Fig. 5. CD4+ and CD8+ T cell count comparison between chip and flow cytometer control using healthy blood samples.

(A) CD4+ T cell comparison. (B) CD8+ T cell comparison. (C) CD4/CD8 ratio comparison. For scatter plots, data points are individual samples (n = 18) and the solid line is a linear fit to data with the y intercept set to 0. Hematocrit (%) is also plotted on the second axis. Bland-Altman plots are provided for each comparison; in these plots, the dashed lines represent the upper and lower levels of agreement (95% confidence), whereas the solid blue line shows a bias. Outliers were removed using a two-tailed T distribution. P values were determined as described in Materials and Methods.
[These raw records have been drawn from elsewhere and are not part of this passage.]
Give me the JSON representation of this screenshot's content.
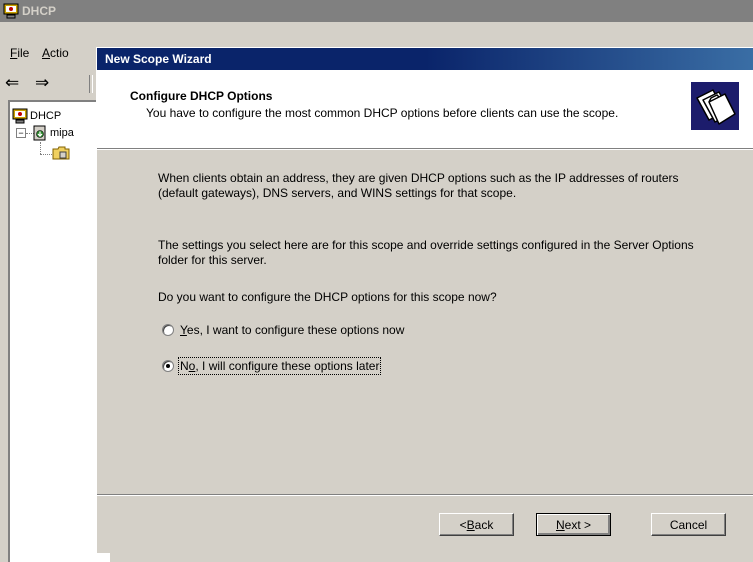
{
  "background_window": {
    "title": "DHCP",
    "menu": [
      {
        "accel": "F",
        "rest": "ile"
      },
      {
        "accel": "A",
        "rest": "ctio"
      }
    ],
    "tree": [
      {
        "label": "DHCP"
      },
      {
        "label": "mipa"
      }
    ]
  },
  "wizard": {
    "title": "New Scope Wizard",
    "header_title": "Configure DHCP Options",
    "header_subtitle": "You have to configure the most common DHCP options before clients can use the scope.",
    "paragraph1": "When clients obtain an address, they are given DHCP options such as the IP addresses of routers (default gateways), DNS servers, and WINS settings for that scope.",
    "paragraph2": "The settings you select here are for this scope and override settings configured in the Server Options folder for this server.",
    "question": "Do you want to configure the DHCP options for this scope now?",
    "options": [
      {
        "accel": "Y",
        "rest": "es, I want to configure these options now",
        "selected": false
      },
      {
        "pre": "N",
        "accel": "o",
        "rest": ", I will configure these options later",
        "selected": true
      }
    ],
    "buttons": {
      "back": {
        "pre": "< ",
        "accel": "B",
        "rest": "ack"
      },
      "next": {
        "accel": "N",
        "rest": "ext >"
      },
      "cancel": "Cancel"
    }
  }
}
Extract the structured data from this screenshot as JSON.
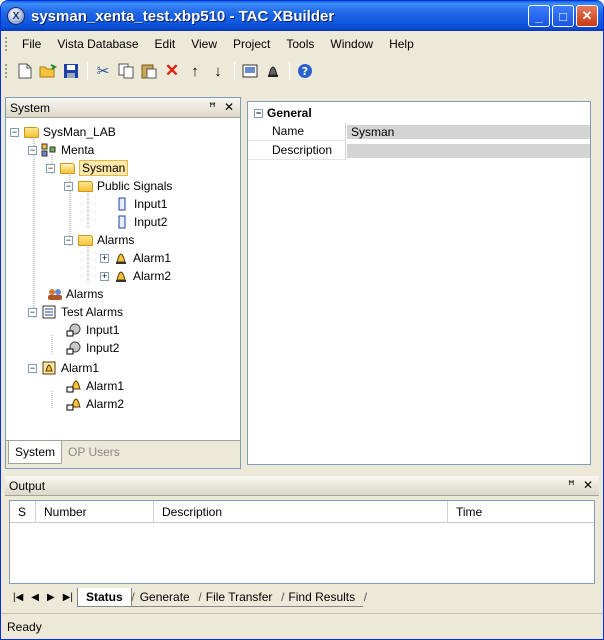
{
  "window": {
    "title": "sysman_xenta_test.xbp510 - TAC XBuilder",
    "app_icon": "X"
  },
  "menu": [
    {
      "label": "File"
    },
    {
      "label": "Vista Database"
    },
    {
      "label": "Edit"
    },
    {
      "label": "View"
    },
    {
      "label": "Project"
    },
    {
      "label": "Tools"
    },
    {
      "label": "Window"
    },
    {
      "label": "Help"
    }
  ],
  "toolbar": {
    "icons": [
      "new-icon",
      "open-icon",
      "save-icon",
      "cut-icon",
      "copy-icon",
      "paste-icon",
      "delete-icon",
      "move-up-icon",
      "move-down-icon",
      "generate-icon",
      "alarm-icon",
      "help-icon"
    ]
  },
  "system_panel": {
    "title": "System",
    "pin_glyph": "ꟸ",
    "close_glyph": "✕",
    "tabs": [
      {
        "label": "System",
        "active": true
      },
      {
        "label": "OP Users",
        "active": false
      }
    ],
    "tree": [
      {
        "label": "SysMan_LAB",
        "icon": "folder-icon"
      },
      {
        "label": "Menta",
        "icon": "menta-icon"
      },
      {
        "label": "Sysman",
        "icon": "folder-open-icon",
        "selected": true
      },
      {
        "label": "Public Signals",
        "icon": "folder-icon"
      },
      {
        "label": "Input1",
        "icon": "signal-icon"
      },
      {
        "label": "Input2",
        "icon": "signal-icon"
      },
      {
        "label": "Alarms",
        "icon": "folder-icon"
      },
      {
        "label": "Alarm1",
        "icon": "bell-icon"
      },
      {
        "label": "Alarm2",
        "icon": "bell-icon"
      },
      {
        "label": "Alarms",
        "icon": "users-icon"
      },
      {
        "label": "Test Alarms",
        "icon": "list-icon"
      },
      {
        "label": "Input1",
        "icon": "input-alarm-icon"
      },
      {
        "label": "Input2",
        "icon": "input-alarm-icon"
      },
      {
        "label": "Alarm1",
        "icon": "bell-icon"
      },
      {
        "label": "Alarm1",
        "icon": "bell-link-icon"
      },
      {
        "label": "Alarm2",
        "icon": "bell-link-icon"
      }
    ]
  },
  "properties": {
    "category": "General",
    "rows": [
      {
        "key": "Name",
        "value": "Sysman"
      },
      {
        "key": "Description",
        "value": ""
      }
    ]
  },
  "output": {
    "title": "Output",
    "columns": [
      "S",
      "Number",
      "Description",
      "Time"
    ],
    "tabs": [
      {
        "label": "Status",
        "active": true
      },
      {
        "label": "Generate",
        "active": false
      },
      {
        "label": "File Transfer",
        "active": false
      },
      {
        "label": "Find Results",
        "active": false
      }
    ]
  },
  "status": {
    "text": "Ready"
  }
}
Fig. 6. CD4+ and CD8+ T cell count comparison between chip and flow cytometry control using HIV-infected patient blood samples.
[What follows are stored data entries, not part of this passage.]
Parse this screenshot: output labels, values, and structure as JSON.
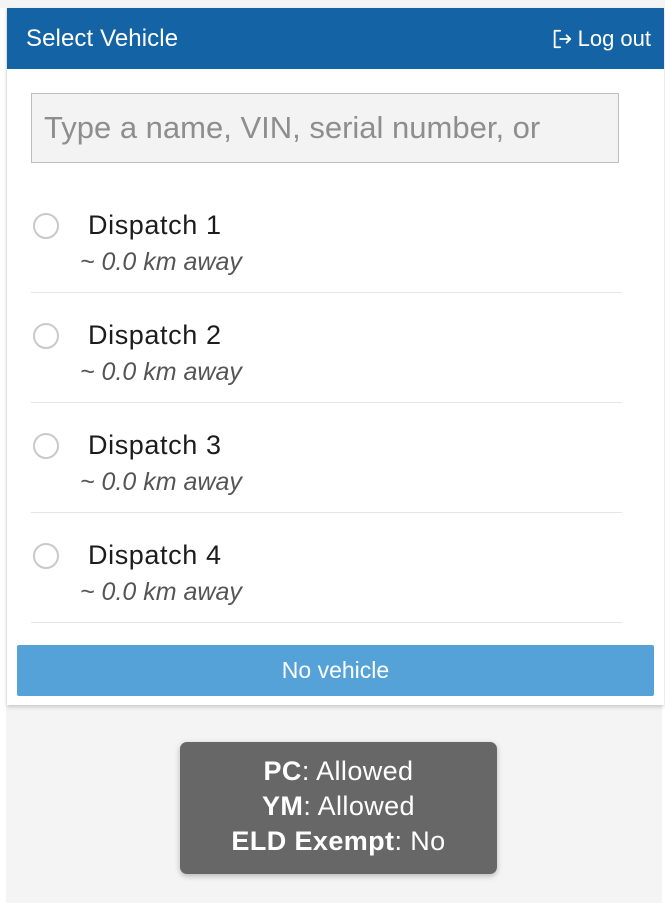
{
  "header": {
    "title": "Select Vehicle",
    "logout_label": "Log out",
    "color": "#1464a5"
  },
  "search": {
    "placeholder": "Type a name, VIN, serial number, or",
    "value": ""
  },
  "vehicles": [
    {
      "name": "Dispatch 1",
      "distance": "~ 0.0 km away",
      "selected": false
    },
    {
      "name": "Dispatch 2",
      "distance": "~ 0.0 km away",
      "selected": false
    },
    {
      "name": "Dispatch 3",
      "distance": "~ 0.0 km away",
      "selected": false
    },
    {
      "name": "Dispatch 4",
      "distance": "~ 0.0 km away",
      "selected": false
    }
  ],
  "no_vehicle_button": {
    "label": "No vehicle",
    "color": "#55a2d9"
  },
  "status": {
    "pc_label": "PC",
    "pc_value": ": Allowed",
    "ym_label": "YM",
    "ym_value": ": Allowed",
    "eld_label": "ELD Exempt",
    "eld_value": ": No"
  },
  "icons": {
    "logout": "logout-icon",
    "radio": "radio-unchecked-icon"
  }
}
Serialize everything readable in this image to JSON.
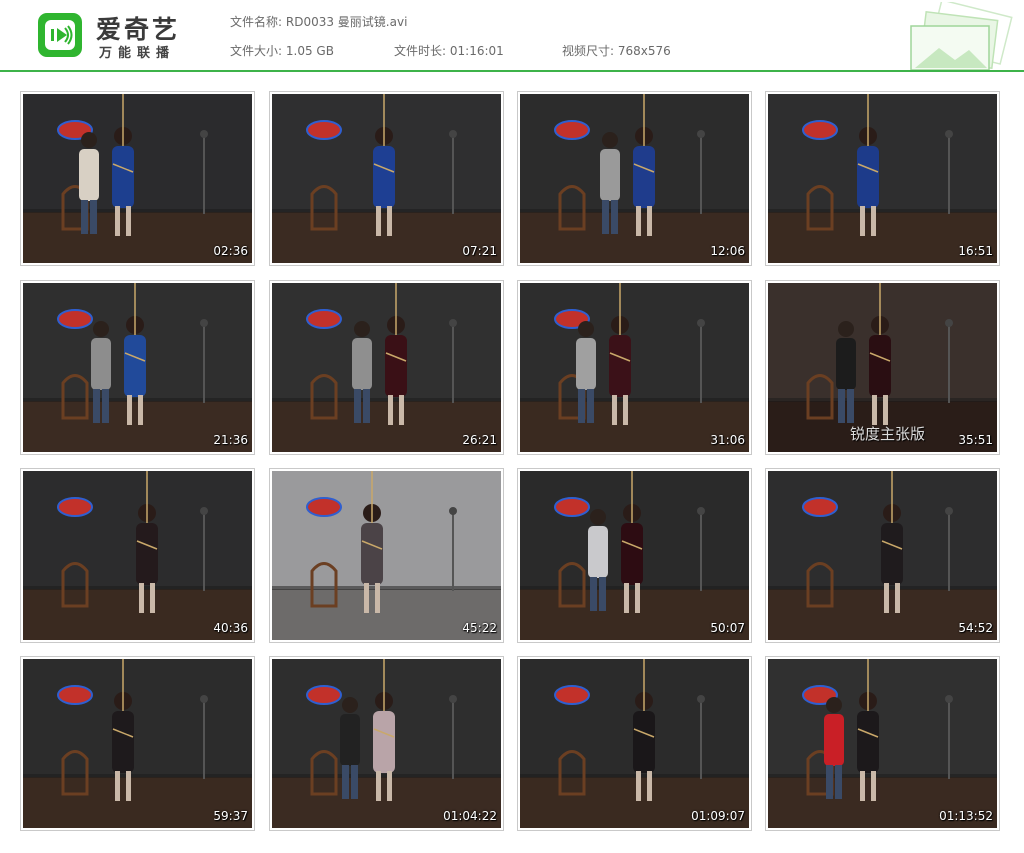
{
  "brand": {
    "title": "爱奇艺",
    "subtitle": "万能联播",
    "logo_icon": "iqiyi-tv-logo",
    "accent_color": "#3db34a"
  },
  "file_info": {
    "name_label": "文件名称:",
    "name_value": "RD0033 曼丽试镜.avi",
    "size_label": "文件大小:",
    "size_value": "1.05 GB",
    "duration_label": "文件时长:",
    "duration_value": "01:16:01",
    "dimensions_label": "视频尺寸:",
    "dimensions_value": "768x576"
  },
  "thumbnails": [
    {
      "timestamp": "02:36"
    },
    {
      "timestamp": "07:21"
    },
    {
      "timestamp": "12:06"
    },
    {
      "timestamp": "16:51"
    },
    {
      "timestamp": "21:36"
    },
    {
      "timestamp": "26:21"
    },
    {
      "timestamp": "31:06"
    },
    {
      "timestamp": "35:51",
      "watermark": "锐度主张版"
    },
    {
      "timestamp": "40:36"
    },
    {
      "timestamp": "45:22"
    },
    {
      "timestamp": "50:07"
    },
    {
      "timestamp": "54:52"
    },
    {
      "timestamp": "59:37"
    },
    {
      "timestamp": "01:04:22"
    },
    {
      "timestamp": "01:09:07"
    },
    {
      "timestamp": "01:13:52"
    }
  ]
}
(A) CD4+ T cell comparison (n = 32). (B) CD8+ T cell comparison (n = 26). (C) CD4/CD8 ratio comparison from 20 samples for which both CD4+ and CD8+ cells were counted. For scatter plots, data points are individual samples and the solid line is a linear fit to data with the y intercept set to 0. Hematocrit (%) is also plotted on second axis. Bland-Altman plots are provided for each comparison; in these plots, the dashed lines represents the upper and lower levels of agreement (95% confidence), whereas the solid blue line shows a bias. Outliers were removed using a two-tailed T distribution. P values determined as described in Materials and Methods.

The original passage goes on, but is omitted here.